Comparisons aren’t new; outlets like Rolling Stone have pitted them since 2022, when Doja covered “Diamonds” in a medley, drawing Ri stans’ ire for “sampling supremacy.” This round, however, feels personal. Rihanna’s confession—echoing her 2023 Vogue essay on postpartum depression—humanizes her, but some see it as deflection. Doja’s retort, laced with that “raw” edge, channels her 2024 single “Demons,” where she raps about inner turmoil: “I fight the shadows in my mirror every night.” The seven words became a meme template overnight, slapped onto everything from catfights to coffee spills, with brands like Starbucks even jumping in via sponsored posts (“Talk your brew, but we live it hot”).

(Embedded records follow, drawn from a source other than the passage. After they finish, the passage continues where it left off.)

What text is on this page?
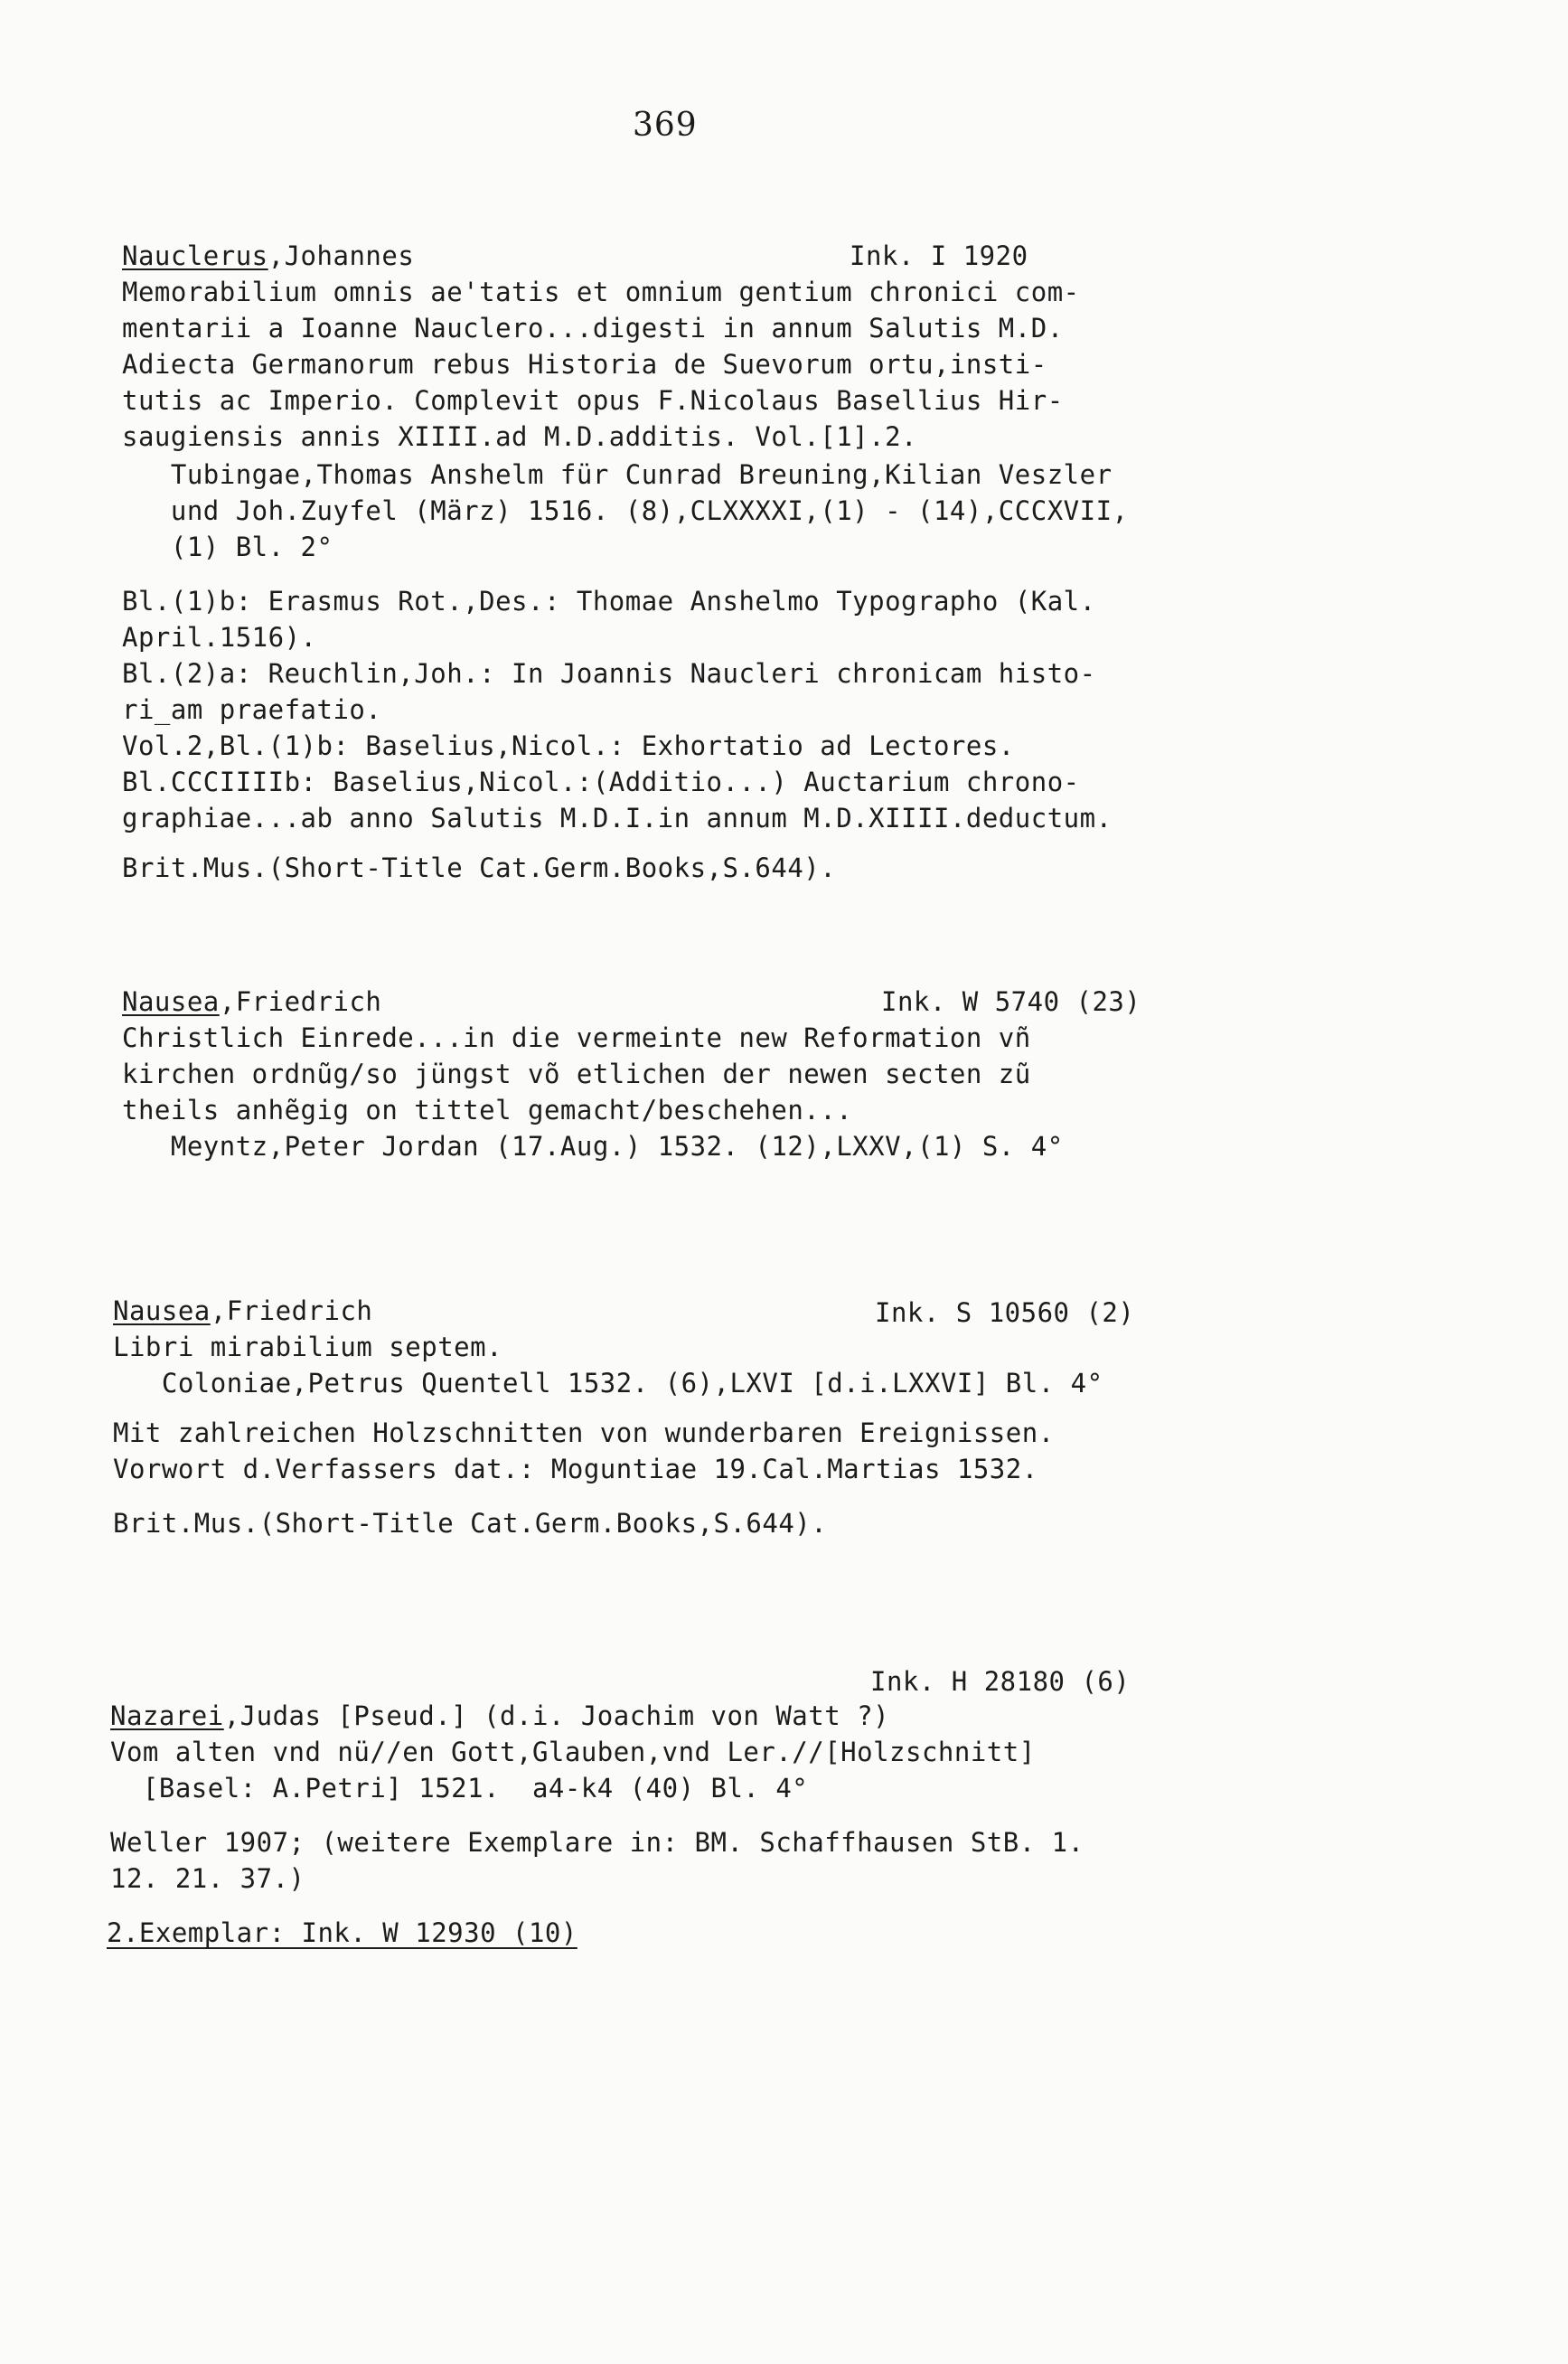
369
Nauclerus,Johannes	Ink. I 1920
Memorabilium omnis ae'tatis et omnium gentium chronici com-
mentarii a Ioanne Nauclero...digesti in annum Salutis M.D.
Adiecta Germanorum rebus Historia de Suevorum ortu,insti-
tutis ac Imperio. Complevit opus F.Nicolaus Basellius Hir-
saugiensis annis XIIII.ad M.D.additis. Vol.[1].2.
Tubingae,Thomas Anshelm für Cunrad Breuning,Kilian Veszler
und Joh.Zuyfel (März) 1516. (8),CLXXXXI,(1) - (14),CCCXVII,
(1) Bl. 2°
Bl.(1)b: Erasmus Rot.,Des.: Thomae Anshelmo Typographo (Kal.
April.1516).
Bl.(2)a: Reuchlin,Joh.: In Joannis Naucleri chronicam histo-
ri_am praefatio.
Vol.2,Bl.(1)b: Baselius,Nicol.: Exhortatio ad Lectores.
Bl.CCCIIIIb: Baselius,Nicol.:(Additio...) Auctarium chrono-
graphiae...ab anno Salutis M.D.I.in annum M.D.XIIII.deductum.
Brit.Mus.(Short-Title Cat.Germ.Books,S.644).
Nausea,Friedrich	Ink. W 5740 (23)
Christlich Einrede...in die vermeinte new Reformation vñ
kirchen ordnũg/so jüngst võ etlichen der newen secten zũ
theils anhẽgig on tittel gemacht/beschehen...
Meyntz,Peter Jordan (17.Aug.) 1532. (12),LXXV,(1) S. 4°
Nausea,Friedrich	Ink. S 10560 (2)
Libri mirabilium septem.
Coloniae,Petrus Quentell 1532. (6),LXVI [d.i.LXXVI] Bl. 4°
Mit zahlreichen Holzschnitten von wunderbaren Ereignissen.
Vorwort d.Verfassers dat.: Moguntiae 19.Cal.Martias 1532.
Brit.Mus.(Short-Title Cat.Germ.Books,S.644).
Ink. H 28180 (6)
Nazarei,Judas [Pseud.] (d.i. Joachim von Watt ?)
Vom alten vnd nü//en Gott,Glauben,vnd Ler.//[Holzschnitt]
[Basel: A.Petri] 1521.  a4-k4 (40) Bl. 4°
Weller 1907; (weitere Exemplare in: BM. Schaffhausen StB. 1.
12. 21. 37.)
2.Exemplar: Ink. W 12930 (10)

Fan reactions paint a divided kingdom. On Reddit’s r/popheads, a megathread titled “Ri vs. Doja: Crown or Coronation?” hit 15,000 upvotes, with users tallying stats: Rihanna leads in sales (250 million records) and cultural impact (Fenty’s inclusivity revolution), while Doja edges in streaming (15 billion Spotify plays) and relevance (2025’s VMAs triple-threat performance). Polls lean Rihanna 52-48, but younger demographics swing Doja, per a Teen Vogue survey. Crossovers emerged too—Beyoncé’s quiet like on a neutral “women supporting women” post hinted at bridge-building, while Taylor Swift’s team stayed mum amid her own Eras Tour wrap-up.
The drama’s ripple? A surge in streams—Rihanna’s catalog up 40%, Doja’s Scarlet tracks spiking 60%—proving beef sells. But it spotlights deeper issues: Pop’s queen title as a zero-sum game, pitting Black women against each other in a white-dominated industry. As one Guardian op-ed noted October 13, “This isn’t rivalry; it’s the system pitting titans to distract from unity.” Both artists have hinted at collaboration in the past—Doja name-dropped Ri as a dream feature in 2024’s Billboard—suggesting this could fizzle into a joint track.
As October 15 unfolds, the question lingers: Who wears the crown? Rihanna’s empire screams legacy; Doja’s fire channels future. In pop’s chaotic court, perhaps the real win is the conversation—forcing fans to celebrate queens, plural. Until the next verse drops, the throne stays hotly contested.